Michael Watson Ph.D
May 26th, 2015

Several years ago, I worked on a technical inventory optimization project for a $1.5B consumer products company.  The CEO of this firm attended a few of the technical meetings where we were talking about things like lead-time variability and the forecast errors.  I asked him why he was so interested in this inventory project.

His reply was that he liked to focus on inventory because it touched so many aspects of the business. The obvious ones were cost, tied up working capital, and sales.  But, just as important, he said, was that inventory touched so many different processes within an organization.  By analyzing inventory, he could understand which processes in his company were working well and which ones needed help.

I recently ran across an article in Fortune on Ford’s inventory management system for their dealers that reminded me of the above conversation.

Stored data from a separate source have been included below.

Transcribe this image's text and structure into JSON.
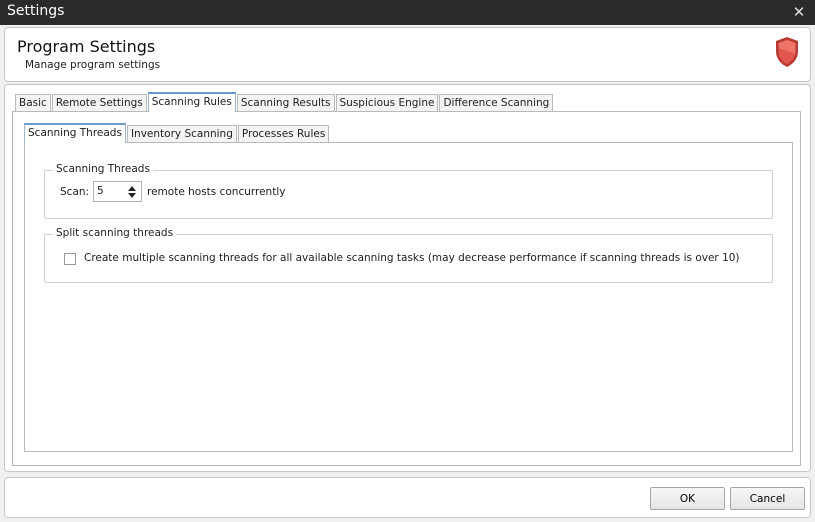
{
  "window": {
    "title": "Settings",
    "close_glyph": "✕"
  },
  "header": {
    "title": "Program Settings",
    "subtitle": "Manage program settings",
    "icon": "shield-icon"
  },
  "outer_tabs": [
    {
      "label": "Basic",
      "active": false
    },
    {
      "label": "Remote Settings",
      "active": false
    },
    {
      "label": "Scanning Rules",
      "active": true
    },
    {
      "label": "Scanning Results",
      "active": false
    },
    {
      "label": "Suspicious Engine",
      "active": false
    },
    {
      "label": "Difference Scanning",
      "active": false
    }
  ],
  "inner_tabs": [
    {
      "label": "Scanning Threads",
      "active": true
    },
    {
      "label": "Inventory Scanning",
      "active": false
    },
    {
      "label": "Processes Rules",
      "active": false
    }
  ],
  "scanning_threads": {
    "group_label": "Scanning Threads",
    "scan_label": "Scan:",
    "value": "5",
    "suffix": "remote hosts concurrently"
  },
  "split_threads": {
    "group_label": "Split scanning threads",
    "checkbox_label": "Create multiple scanning threads for all available scanning tasks (may decrease performance if scanning threads is over 10)",
    "checked": false
  },
  "footer": {
    "ok_label": "OK",
    "cancel_label": "Cancel"
  },
  "colors": {
    "titlebar": "#2b2b2b",
    "shield_red": "#d9473f",
    "tab_accent": "#6a9ad0"
  }
}
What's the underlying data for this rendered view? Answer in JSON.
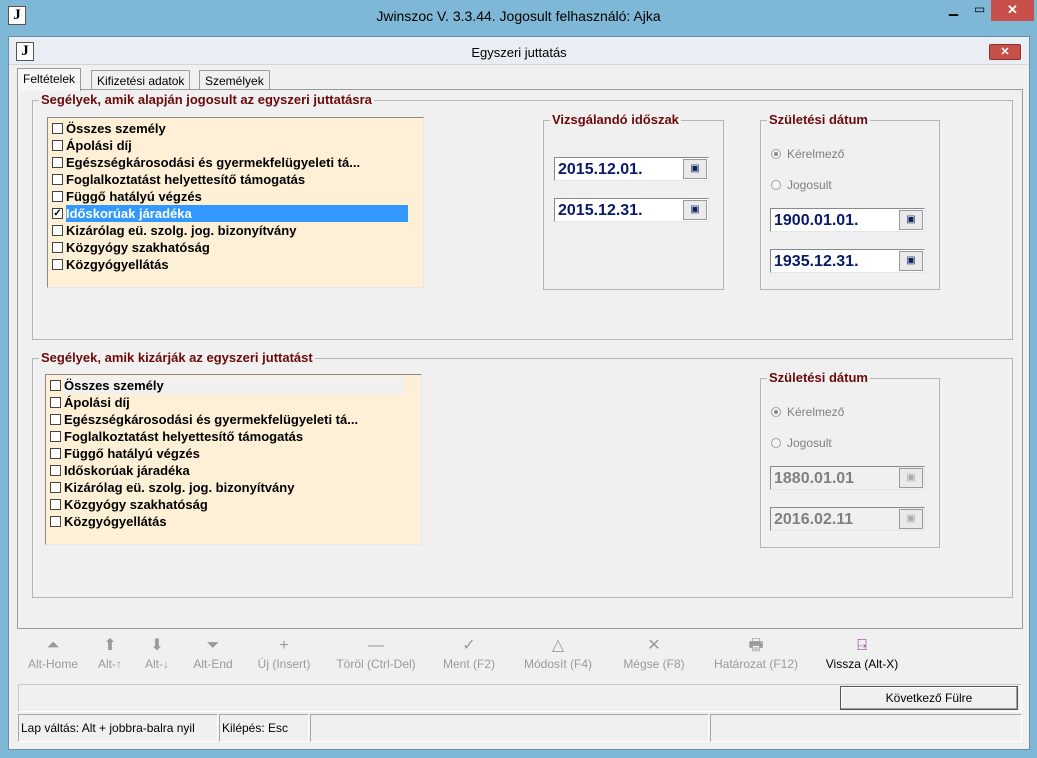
{
  "app": {
    "window_title": "Jwinszoc V. 3.3.44.  Jogosult felhasználó: Ajka",
    "icon_letter": "J",
    "close_glyph": "✕"
  },
  "dialog": {
    "title": "Egyszeri juttatás",
    "icon_letter": "J",
    "close_glyph": "✕"
  },
  "tabs": [
    {
      "label": "Feltételek",
      "active": true
    },
    {
      "label": "Kifizetési adatok",
      "active": false
    },
    {
      "label": "Személyek",
      "active": false
    }
  ],
  "eligible_group": {
    "legend": "Segélyek, amik alapján jogosult az egyszeri juttatásra",
    "items": [
      {
        "label": "Összes személy",
        "checked": false
      },
      {
        "label": "Ápolási díj",
        "checked": false
      },
      {
        "label": "Egészségkárosodási és gyermekfelügyeleti tá...",
        "checked": false
      },
      {
        "label": "Foglalkoztatást helyettesítő támogatás",
        "checked": false
      },
      {
        "label": "Függő hatályú végzés",
        "checked": false
      },
      {
        "label": "Időskorúak járadéka",
        "checked": true,
        "selected": true
      },
      {
        "label": "Kizárólag eü. szolg. jog. bizonyítvány",
        "checked": false
      },
      {
        "label": "Közgyógy szakhatóság",
        "checked": false
      },
      {
        "label": "Közgyógyellátás",
        "checked": false
      }
    ]
  },
  "period": {
    "legend": "Vizsgálandó időszak",
    "from": "2015.12.01.",
    "to": "2015.12.31."
  },
  "birth_top": {
    "legend": "Születési dátum",
    "radio_applicant": "Kérelmező",
    "radio_eligible": "Jogosult",
    "selected_radio": "Kérelmező",
    "from": "1900.01.01.",
    "to": "1935.12.31."
  },
  "excluded_group": {
    "legend": "Segélyek, amik kizárják az egyszeri juttatást",
    "items": [
      {
        "label": "Összes személy",
        "checked": false,
        "focused": true
      },
      {
        "label": "Ápolási díj",
        "checked": false
      },
      {
        "label": "Egészségkárosodási és gyermekfelügyeleti tá...",
        "checked": false
      },
      {
        "label": "Foglalkoztatást helyettesítő támogatás",
        "checked": false
      },
      {
        "label": "Függő hatályú végzés",
        "checked": false
      },
      {
        "label": "Időskorúak járadéka",
        "checked": false
      },
      {
        "label": "Kizárólag eü. szolg. jog. bizonyítvány",
        "checked": false
      },
      {
        "label": "Közgyógy szakhatóság",
        "checked": false
      },
      {
        "label": "Közgyógyellátás",
        "checked": false
      }
    ]
  },
  "birth_bottom": {
    "legend": "Születési dátum",
    "radio_applicant": "Kérelmező",
    "radio_eligible": "Jogosult",
    "selected_radio": "Kérelmező",
    "from": "1880.01.01",
    "to": "2016.02.11"
  },
  "toolbar": {
    "first": {
      "label": "Alt-Home",
      "icon": "first-record-icon",
      "glyph": "⏶",
      "enabled": false
    },
    "prev": {
      "label": "Alt-↑",
      "icon": "arrow-up-icon",
      "glyph": "⬆",
      "enabled": false
    },
    "next": {
      "label": "Alt-↓",
      "icon": "arrow-down-icon",
      "glyph": "⬇",
      "enabled": false
    },
    "last": {
      "label": "Alt-End",
      "icon": "last-record-icon",
      "glyph": "⏷",
      "enabled": false
    },
    "new": {
      "label": "Új (Insert)",
      "icon": "plus-icon",
      "glyph": "+",
      "enabled": false
    },
    "delete": {
      "label": "Töröl (Ctrl-Del)",
      "icon": "minus-icon",
      "glyph": "—",
      "enabled": false
    },
    "save": {
      "label": "Ment (F2)",
      "icon": "checkmark-icon",
      "glyph": "✓",
      "enabled": false
    },
    "edit": {
      "label": "Módosít (F4)",
      "icon": "edit-triangle-icon",
      "glyph": "△",
      "enabled": false
    },
    "cancel": {
      "label": "Mégse (F8)",
      "icon": "cross-icon",
      "glyph": "✕",
      "enabled": false
    },
    "decision": {
      "label": "Határozat (F12)",
      "icon": "printer-icon",
      "glyph": "🖶",
      "enabled": false
    },
    "back": {
      "label": "Vissza (Alt-X)",
      "icon": "exit-door-icon",
      "glyph": "⍈",
      "enabled": true
    }
  },
  "next_tab_button": "Következő Fülre",
  "status": {
    "hint": "Lap váltás: Alt + jobbra-balra nyil",
    "exit": "Kilépés: Esc",
    "cell3": "",
    "cell4": ""
  },
  "colors": {
    "list_bg": "#fdf0d6",
    "legend_text": "#6b0a0a",
    "date_text": "#0a1a6a",
    "selection": "#3399ff",
    "outer_frame": "#7fb7d6"
  }
}
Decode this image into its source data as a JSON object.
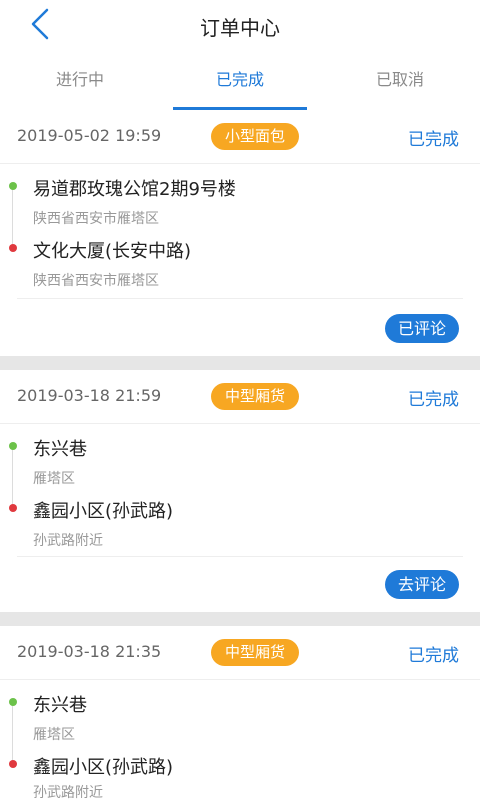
{
  "header": {
    "title": "订单中心",
    "back_icon": "chevron-left-icon"
  },
  "tabs": [
    {
      "label": "进行中",
      "active": false
    },
    {
      "label": "已完成",
      "active": true
    },
    {
      "label": "已取消",
      "active": false
    }
  ],
  "colors": {
    "accent": "#1f7ad8",
    "badge": "#f7a722",
    "start_dot": "#6cc24a",
    "end_dot": "#e0393e"
  },
  "orders": [
    {
      "time": "2019-05-02 19:59",
      "vehicle": "小型面包",
      "status": "已完成",
      "from_name": "易道郡玫瑰公馆2期9号楼",
      "from_sub": "陕西省西安市雁塔区",
      "to_name": "文化大厦(长安中路)",
      "to_sub": "陕西省西安市雁塔区",
      "action": "已评论"
    },
    {
      "time": "2019-03-18 21:59",
      "vehicle": "中型厢货",
      "status": "已完成",
      "from_name": "东兴巷",
      "from_sub": "雁塔区",
      "to_name": "鑫园小区(孙武路)",
      "to_sub": "孙武路附近",
      "action": "去评论"
    },
    {
      "time": "2019-03-18 21:35",
      "vehicle": "中型厢货",
      "status": "已完成",
      "from_name": "东兴巷",
      "from_sub": "雁塔区",
      "to_name": "鑫园小区(孙武路)",
      "to_sub": "孙武路附近"
    }
  ]
}
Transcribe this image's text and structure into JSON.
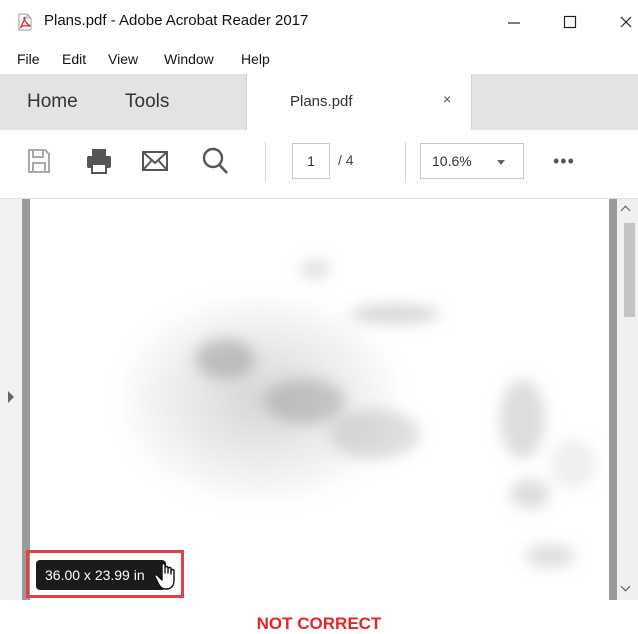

Ford’s inventory management system was about more than just optimizing inventory.  It was also about allowing Ford to forge closer bonds with dealers, and it was about presenting dealers with predictive analytics capabilities.  For example, it was about helping the dealers predict the what types of vehicles would sell and what type of options would sell well together.  For example, they found that the trailer-towing package and load-leveling suspension sold poorly by themselves, but much better when on the same vehicle.

All combined, Ford credit’s the system with bringing $100 million of value per year.

Inventory systems can have a a big impact on an organization.